The goal of OLS regression is to estimate the relationship between a dependent variable (also called the response variable) and one or more independent variables. How?
By finding the values of the coefficients (parameters) that minimize the sum of the squared differences between the observed and the predicted values of the dependent variable, based on the regression equation. Those differences are the error term.
If the independent variables are correlated with the error term, then the estimated coefficients are biased and the standard errors are incorrect. The problem? Wrong conclusions about the potential outcomes and relationship between the predictor variables and the response variable.
If the independent variables are strictly exogenous, the unconditional mean of the error term is zero. This means that on average, the error term doesn’t have any systematic effect on the dependent variable. You want this to happen because it implies the regression model is correctly specified and the estimated coefficients are unbiased.
The strict exogeneity assumption is part of the Gauss-Markov theorem.
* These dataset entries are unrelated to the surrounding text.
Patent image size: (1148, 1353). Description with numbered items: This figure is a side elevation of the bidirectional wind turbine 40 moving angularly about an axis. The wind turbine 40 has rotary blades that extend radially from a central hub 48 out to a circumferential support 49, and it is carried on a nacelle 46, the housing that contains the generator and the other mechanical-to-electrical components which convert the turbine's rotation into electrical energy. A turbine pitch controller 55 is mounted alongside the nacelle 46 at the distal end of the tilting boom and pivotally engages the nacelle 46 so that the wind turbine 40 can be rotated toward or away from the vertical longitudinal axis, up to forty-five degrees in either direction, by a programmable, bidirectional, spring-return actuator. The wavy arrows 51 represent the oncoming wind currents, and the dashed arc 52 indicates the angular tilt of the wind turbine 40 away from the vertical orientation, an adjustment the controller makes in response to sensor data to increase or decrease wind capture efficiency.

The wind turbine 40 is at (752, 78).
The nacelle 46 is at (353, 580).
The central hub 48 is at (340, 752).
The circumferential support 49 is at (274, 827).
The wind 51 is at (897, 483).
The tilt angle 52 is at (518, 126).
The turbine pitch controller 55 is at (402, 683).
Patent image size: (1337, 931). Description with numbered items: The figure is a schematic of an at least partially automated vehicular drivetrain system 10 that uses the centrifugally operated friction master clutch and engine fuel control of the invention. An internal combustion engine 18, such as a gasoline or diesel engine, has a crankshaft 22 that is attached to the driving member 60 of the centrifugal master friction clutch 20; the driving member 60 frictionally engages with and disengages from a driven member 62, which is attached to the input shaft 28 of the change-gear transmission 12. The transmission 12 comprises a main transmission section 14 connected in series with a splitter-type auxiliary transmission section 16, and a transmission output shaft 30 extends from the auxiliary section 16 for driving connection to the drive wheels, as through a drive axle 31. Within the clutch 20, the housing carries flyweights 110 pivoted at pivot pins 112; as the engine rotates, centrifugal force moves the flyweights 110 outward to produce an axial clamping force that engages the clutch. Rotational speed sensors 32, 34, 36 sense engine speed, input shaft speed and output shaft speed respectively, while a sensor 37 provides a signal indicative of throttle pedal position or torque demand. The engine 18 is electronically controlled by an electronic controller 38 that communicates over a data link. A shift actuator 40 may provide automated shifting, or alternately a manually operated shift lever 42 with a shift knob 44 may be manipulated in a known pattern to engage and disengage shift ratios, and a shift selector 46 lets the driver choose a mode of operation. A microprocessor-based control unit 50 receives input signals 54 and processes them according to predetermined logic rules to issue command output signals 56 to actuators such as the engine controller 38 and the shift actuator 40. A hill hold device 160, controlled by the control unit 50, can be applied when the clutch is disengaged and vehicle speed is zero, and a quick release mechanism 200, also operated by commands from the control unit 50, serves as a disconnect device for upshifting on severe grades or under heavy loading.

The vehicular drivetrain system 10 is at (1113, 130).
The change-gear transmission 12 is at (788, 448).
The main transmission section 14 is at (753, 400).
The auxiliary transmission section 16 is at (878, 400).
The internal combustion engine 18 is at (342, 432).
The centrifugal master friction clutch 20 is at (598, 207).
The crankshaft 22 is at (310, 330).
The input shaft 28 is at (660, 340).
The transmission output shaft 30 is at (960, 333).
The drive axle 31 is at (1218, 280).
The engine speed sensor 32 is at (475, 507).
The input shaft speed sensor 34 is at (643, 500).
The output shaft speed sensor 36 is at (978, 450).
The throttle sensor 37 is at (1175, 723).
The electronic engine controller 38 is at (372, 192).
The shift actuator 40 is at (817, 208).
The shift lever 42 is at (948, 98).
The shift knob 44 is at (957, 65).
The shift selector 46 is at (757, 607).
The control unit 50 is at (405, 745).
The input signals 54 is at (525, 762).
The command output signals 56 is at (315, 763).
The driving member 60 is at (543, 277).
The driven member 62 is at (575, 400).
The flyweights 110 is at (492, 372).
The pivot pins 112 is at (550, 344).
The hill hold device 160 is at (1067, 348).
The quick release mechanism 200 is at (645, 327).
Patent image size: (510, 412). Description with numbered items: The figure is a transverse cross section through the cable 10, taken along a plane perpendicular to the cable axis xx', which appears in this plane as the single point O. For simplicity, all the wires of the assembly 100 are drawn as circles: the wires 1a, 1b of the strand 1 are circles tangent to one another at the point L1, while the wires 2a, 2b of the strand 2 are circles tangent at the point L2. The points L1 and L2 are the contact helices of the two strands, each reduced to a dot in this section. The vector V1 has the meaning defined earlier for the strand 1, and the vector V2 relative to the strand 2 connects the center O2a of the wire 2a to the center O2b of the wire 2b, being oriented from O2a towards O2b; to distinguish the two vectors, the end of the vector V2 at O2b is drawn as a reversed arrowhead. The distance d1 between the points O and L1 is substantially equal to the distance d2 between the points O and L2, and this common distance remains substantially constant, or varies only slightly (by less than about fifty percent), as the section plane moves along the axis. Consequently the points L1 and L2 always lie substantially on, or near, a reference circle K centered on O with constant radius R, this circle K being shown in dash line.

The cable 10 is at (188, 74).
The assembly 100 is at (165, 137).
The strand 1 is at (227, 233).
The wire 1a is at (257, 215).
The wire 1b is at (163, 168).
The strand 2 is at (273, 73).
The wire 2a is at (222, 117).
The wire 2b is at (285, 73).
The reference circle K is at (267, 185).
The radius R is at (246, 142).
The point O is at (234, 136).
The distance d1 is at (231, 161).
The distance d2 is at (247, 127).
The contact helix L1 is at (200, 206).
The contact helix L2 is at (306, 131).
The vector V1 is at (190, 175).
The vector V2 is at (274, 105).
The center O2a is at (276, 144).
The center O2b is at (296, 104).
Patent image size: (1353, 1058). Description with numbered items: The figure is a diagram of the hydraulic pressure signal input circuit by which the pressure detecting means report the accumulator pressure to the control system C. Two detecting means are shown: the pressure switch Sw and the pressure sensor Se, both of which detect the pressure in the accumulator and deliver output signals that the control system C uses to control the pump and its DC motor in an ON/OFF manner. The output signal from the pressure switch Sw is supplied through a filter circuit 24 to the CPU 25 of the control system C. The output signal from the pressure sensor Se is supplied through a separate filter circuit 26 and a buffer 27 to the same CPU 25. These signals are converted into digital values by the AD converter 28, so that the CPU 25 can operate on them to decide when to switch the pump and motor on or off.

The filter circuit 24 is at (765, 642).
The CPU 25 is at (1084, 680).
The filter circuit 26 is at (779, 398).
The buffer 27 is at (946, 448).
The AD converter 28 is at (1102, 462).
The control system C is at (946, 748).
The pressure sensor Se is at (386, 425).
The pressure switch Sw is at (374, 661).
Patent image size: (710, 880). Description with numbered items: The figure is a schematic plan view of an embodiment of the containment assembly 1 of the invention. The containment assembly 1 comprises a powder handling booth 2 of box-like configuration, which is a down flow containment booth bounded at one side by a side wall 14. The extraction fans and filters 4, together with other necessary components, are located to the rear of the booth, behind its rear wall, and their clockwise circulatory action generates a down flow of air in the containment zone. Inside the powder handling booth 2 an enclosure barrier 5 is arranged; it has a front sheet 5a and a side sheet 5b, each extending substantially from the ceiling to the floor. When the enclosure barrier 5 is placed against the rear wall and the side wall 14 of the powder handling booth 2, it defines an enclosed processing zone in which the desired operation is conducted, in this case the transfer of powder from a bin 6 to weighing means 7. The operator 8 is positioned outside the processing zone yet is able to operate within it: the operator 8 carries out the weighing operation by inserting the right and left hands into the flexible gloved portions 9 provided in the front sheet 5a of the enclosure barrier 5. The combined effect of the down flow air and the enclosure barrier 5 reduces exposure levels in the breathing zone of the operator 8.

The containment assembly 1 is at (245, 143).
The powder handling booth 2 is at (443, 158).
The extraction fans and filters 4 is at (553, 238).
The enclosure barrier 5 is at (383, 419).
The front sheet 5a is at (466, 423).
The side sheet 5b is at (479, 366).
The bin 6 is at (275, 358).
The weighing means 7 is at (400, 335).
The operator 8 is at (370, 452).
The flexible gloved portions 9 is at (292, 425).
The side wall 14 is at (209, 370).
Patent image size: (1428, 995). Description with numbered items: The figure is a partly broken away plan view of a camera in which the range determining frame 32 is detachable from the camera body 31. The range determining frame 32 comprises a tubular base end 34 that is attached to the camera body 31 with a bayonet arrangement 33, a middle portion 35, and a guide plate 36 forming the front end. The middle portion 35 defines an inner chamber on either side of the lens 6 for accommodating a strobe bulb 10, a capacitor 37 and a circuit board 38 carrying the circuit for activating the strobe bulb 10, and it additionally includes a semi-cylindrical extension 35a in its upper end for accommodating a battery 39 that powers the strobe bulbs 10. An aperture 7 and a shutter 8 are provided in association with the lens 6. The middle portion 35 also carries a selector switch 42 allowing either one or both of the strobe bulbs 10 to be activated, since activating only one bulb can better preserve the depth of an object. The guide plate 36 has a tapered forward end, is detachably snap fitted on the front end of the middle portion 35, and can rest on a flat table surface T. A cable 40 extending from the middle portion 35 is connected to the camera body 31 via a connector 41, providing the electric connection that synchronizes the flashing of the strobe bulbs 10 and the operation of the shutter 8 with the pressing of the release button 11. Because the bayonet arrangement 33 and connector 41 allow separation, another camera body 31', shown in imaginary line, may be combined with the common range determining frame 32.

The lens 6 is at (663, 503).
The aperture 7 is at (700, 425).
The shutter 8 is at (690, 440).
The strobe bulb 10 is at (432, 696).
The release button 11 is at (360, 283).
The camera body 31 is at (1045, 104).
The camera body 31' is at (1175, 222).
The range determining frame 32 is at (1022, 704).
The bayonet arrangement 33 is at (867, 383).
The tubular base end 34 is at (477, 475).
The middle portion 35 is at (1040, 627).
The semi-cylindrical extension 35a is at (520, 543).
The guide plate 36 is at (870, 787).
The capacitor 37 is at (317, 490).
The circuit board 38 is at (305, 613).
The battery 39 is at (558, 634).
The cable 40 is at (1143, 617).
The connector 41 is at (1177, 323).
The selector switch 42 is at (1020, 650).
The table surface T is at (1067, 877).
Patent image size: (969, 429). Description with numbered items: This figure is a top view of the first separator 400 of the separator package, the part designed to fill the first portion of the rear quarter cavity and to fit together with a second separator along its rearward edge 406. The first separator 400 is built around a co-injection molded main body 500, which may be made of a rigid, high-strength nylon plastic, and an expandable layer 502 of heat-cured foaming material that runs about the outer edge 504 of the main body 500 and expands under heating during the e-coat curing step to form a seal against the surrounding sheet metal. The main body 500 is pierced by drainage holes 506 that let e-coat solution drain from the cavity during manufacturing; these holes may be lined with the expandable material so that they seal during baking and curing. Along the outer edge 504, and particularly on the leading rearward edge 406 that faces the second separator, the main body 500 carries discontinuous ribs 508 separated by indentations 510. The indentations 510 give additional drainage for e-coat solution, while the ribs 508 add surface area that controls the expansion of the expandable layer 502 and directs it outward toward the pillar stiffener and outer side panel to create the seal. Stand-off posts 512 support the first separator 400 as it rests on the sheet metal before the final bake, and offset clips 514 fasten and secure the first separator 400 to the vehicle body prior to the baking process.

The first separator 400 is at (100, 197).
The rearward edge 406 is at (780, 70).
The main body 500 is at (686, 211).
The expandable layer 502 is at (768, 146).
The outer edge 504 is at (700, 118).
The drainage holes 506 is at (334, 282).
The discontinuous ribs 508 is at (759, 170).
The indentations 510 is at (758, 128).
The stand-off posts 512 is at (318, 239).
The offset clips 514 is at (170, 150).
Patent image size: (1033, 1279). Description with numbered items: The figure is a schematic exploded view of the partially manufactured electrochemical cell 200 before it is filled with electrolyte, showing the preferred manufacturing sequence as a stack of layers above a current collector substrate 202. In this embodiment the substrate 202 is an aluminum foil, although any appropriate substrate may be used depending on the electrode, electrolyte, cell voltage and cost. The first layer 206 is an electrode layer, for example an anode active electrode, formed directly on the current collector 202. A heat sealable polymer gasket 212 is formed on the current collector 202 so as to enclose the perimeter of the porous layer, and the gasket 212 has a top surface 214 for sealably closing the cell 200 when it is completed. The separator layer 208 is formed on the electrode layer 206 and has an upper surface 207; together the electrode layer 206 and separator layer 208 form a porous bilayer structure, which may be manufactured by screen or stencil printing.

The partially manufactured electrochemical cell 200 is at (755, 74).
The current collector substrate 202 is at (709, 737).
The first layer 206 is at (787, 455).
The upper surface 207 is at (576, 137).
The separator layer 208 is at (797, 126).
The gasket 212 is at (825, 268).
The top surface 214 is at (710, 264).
Along with other assumptions (such as no perfect multicollinearity), they assure the OLS estimator is the best linear unbiased estimator (BLUE) of the coefficients in a linear regression model.
#2) Example of Strict Exogeneity
Now that we’ve got the strict exogeneity definition out of the way, let’s go through an example:
Let’s say you’re creating a model to see how the temperature on a given day is affected by a number of variables, including sales of a certain product, and concert attendance.
In this case, the temperature is a strictly exogenous variable.
It is not affected by any other variables in the model, such as the revenue of ice cream sales, or how many people go to a certain concert.
However, it’s safe to say that if it’s too hot outside, ice cream sales will go up. And if it rains, fewer people will go to concerts.
The temperature is independent of those variables, but it influences both of them (regardless of the time period).
The causal effect exists only one way. Ice cream revenue and concert attendance don’t affect the temperature in any way. So the temperature is a strictly exogenous variable.
Any dummy variable used in an econometric model is another example of a strictly exogenous variable, in general.
#3) Strict Exogeneity Tests
There are many ways to test for strict exogeneity in estimates. The most common methods include:
The Hausman test, which compares the estimates from a two-step method (such as instrumental variables) with the estimates from a one-step method (such as OLS). If the estimates from the two-step method are not significantly different from the estimates from the one-step method, then the variable is strictly exogenous.
There’s also the Wooldridge test, also known as the Lagrange Multiplier (LM) test. It is useful when dealing with time series data, but also cross-sectional and panel data. The basic idea behind it is that if a variable is strictly exogenous, then the residuals from a regression model are uncorrelated with the lagged values of said variable.
It works by regressing the residuals from a regression model on the lagged values of the variable in question, and then testing whether the coefficients are zero. If they are, then the variable is strictly exogenous. The LM test can’t prove exogeneity, only provide evidence against it.
#4) How to Deal with Endogeneity
Two common ways to deal with endogeneity (independent variable correlated with the error term) include:
- Fixed effects: A fixed effect is a type of regressor used to control for the influence of time-invariant unobserved characteristics on the independent variables.
- GMM estimators: GMM stands for Generalized Method of Moments. It allows you to estimate a parameter even when there’s endogeneity. How? By matching sample moments with population moments.
Strict Exogeneity FAQs
What does exogeneity mean in econometrics?
Exogeneity in general refers to a variable that is not affected by any other variables in a multiple linear regression model. If an equation or variable is not exogenous, it is called endogenous. In other words, endogeneity is when an explanatory variable is correlated with the error term. The result? Biased estimates.
How do you test for strict exogeneity?
The most common way to test for strict exogeneity in econometrics is the Hausman test.
What is contemporaneous exogeneity?
Strict exogeneity is the assumption that independent variables are not correlated with the error term. The value of one variable value is not affected by any other variable in the model, at any time. On the other hand, contemporaneous exogeneity is when a variable is independent of the error term in the current period. Other variables in the model might affect it in the long run.